Southern Chiefs plan $130M redevelopment of The Bay as symbol of reconciliation

CBC
Friday, April 22, 2022 03:56:37 AM UTC

The Hudson's Bay Co., which facilitated the colonization of western Canada 352 years ago, is about to transfer its former flagship department store in downtown Winnipeg to Indigenous ownership.

On Friday morning, The Bay will hand over its six-storey, 655,000-square-foot building at the corner of Portage Avenue and Memorial Boulevard to the Southern Chiefs' Organization, which represents 34 Anishinaabe and Dakota Nations in southern Manitoba. 

The SCO plans to spend $130 million in the coming years transforming the former Bay building into a mixed-use development called Wehwehneh Bahgahkinahgohn, or "it is visible."

Plans for the project include 300 affordable housing units for members of Southern First Nations, two restaurants, a public atrium, a rooftop garden, a museum and an art gallery.

One of the restaurants, on the main floor, will serve First Nations cuisine. The second will be a reboot of the Bay department store's Paddlewheel restaurant.

The project will also include office space for Indigenous entrepreneurs, a health centre, a childcare facility, a seniors centre, a new seat of government for the SCO and a memorial for residential school victims and survivors.
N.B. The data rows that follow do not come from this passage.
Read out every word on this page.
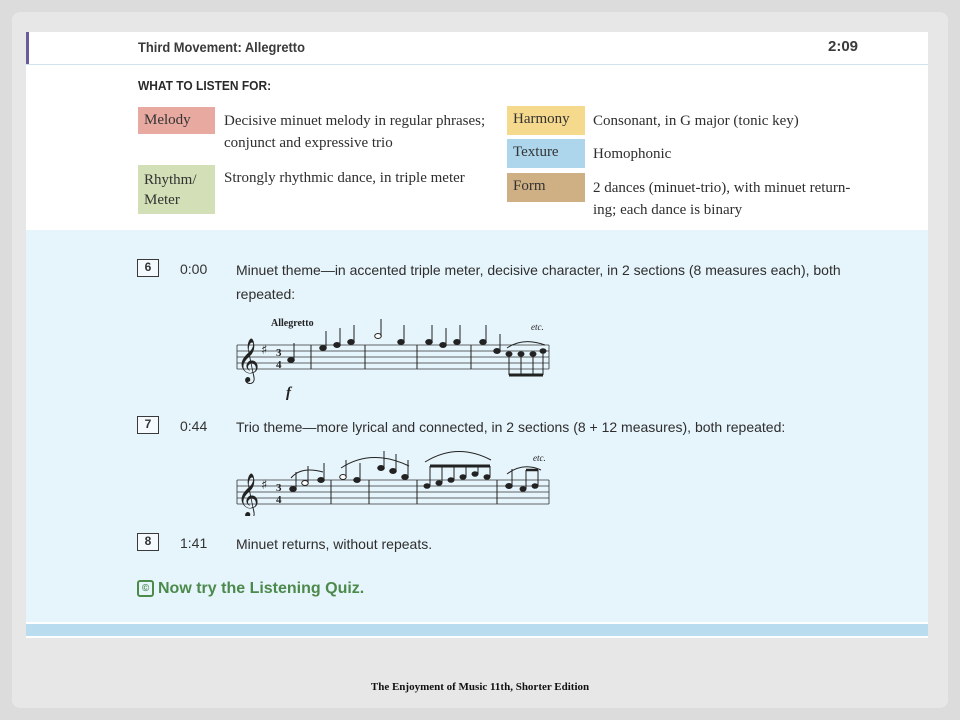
Third Movement: Allegretto	2:09
WHAT TO LISTEN FOR:
Melody	Decisive minuet melody in regular phrases;
conjunct and expressive trio
Rhythm/
Meter
Strongly rhythmic dance, in triple meter
Harmony	Consonant, in G major (tonic key)
Texture	Homophonic
Form	2 dances (minuet-trio), with minuet return-
ing; each dance is binary
6	0:00 Minuet theme—in accented triple meter, decisive character, in 2 sections (8 measures each), both
repeated:
Allegretto	etc.
𝄞 ♯ 3
4
f
7	0:44 Trio theme—more lyrical and connected, in 2 sections (8 + 12 measures), both repeated:
etc.
𝄞 ♯ 3
4
8	1:41 Minuet returns, without repeats.
© Now try the Listening Quiz.
The Enjoyment of Music 11th, Shorter Edition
The SCO plans to transfer two beaver pelts and one elk hide to Richard Baker, the HBC's governor and executive chairman, as a symbolic payment for the building, which has been valued at $0 due to the cost associated with renovating the 92-year-old structure and maintaining its heritage elements.

"What we wanted to do is really to create an opportunity to create reconciliation, to create a real symbol of what the future holds for Indigenous people in this country," Grand Chief Jerry Daniels of the SCO said in an interview at The Bay on Thursday.

"This is the most iconic building, I think, in Winnipeg and probably all of Manitoba and we wanted to ensure that if we have the opportunity to acquire the building, that we would do everything we can to address the needs and to create as much opportunity for the Indigenous community and also for Winnipeg broadly."

Baker said in a statement it was important for his company to ensure The Bay is redeveloped sustainably and in a meaningful way.

"We believe [Southern Chiefs] is the right steward for this location, and can create a new community landmark that will help advance reconciliation," he said.

The downtown Bay opened in 1926 as one of the most important commercial structures in downtown Winnipeg at a time when the city's growth had already been stunted by the aftermath of the First World War, the inconclusive result of the Winnipeg General Strike and the reduction of railway subsidies that fuelled the city's initial growth.

The department store fell into decline in the 1990s, as downtown Winnipeg's retail sector lost its lustre, initially to shopping malls in suburban neighbourhoods and later to online retailers.

The Bay's operations were scaled back floor by floor until the building was shuttered in November 2020, when the second wave of COVID-19 hastened a closure initially planned for the following winter.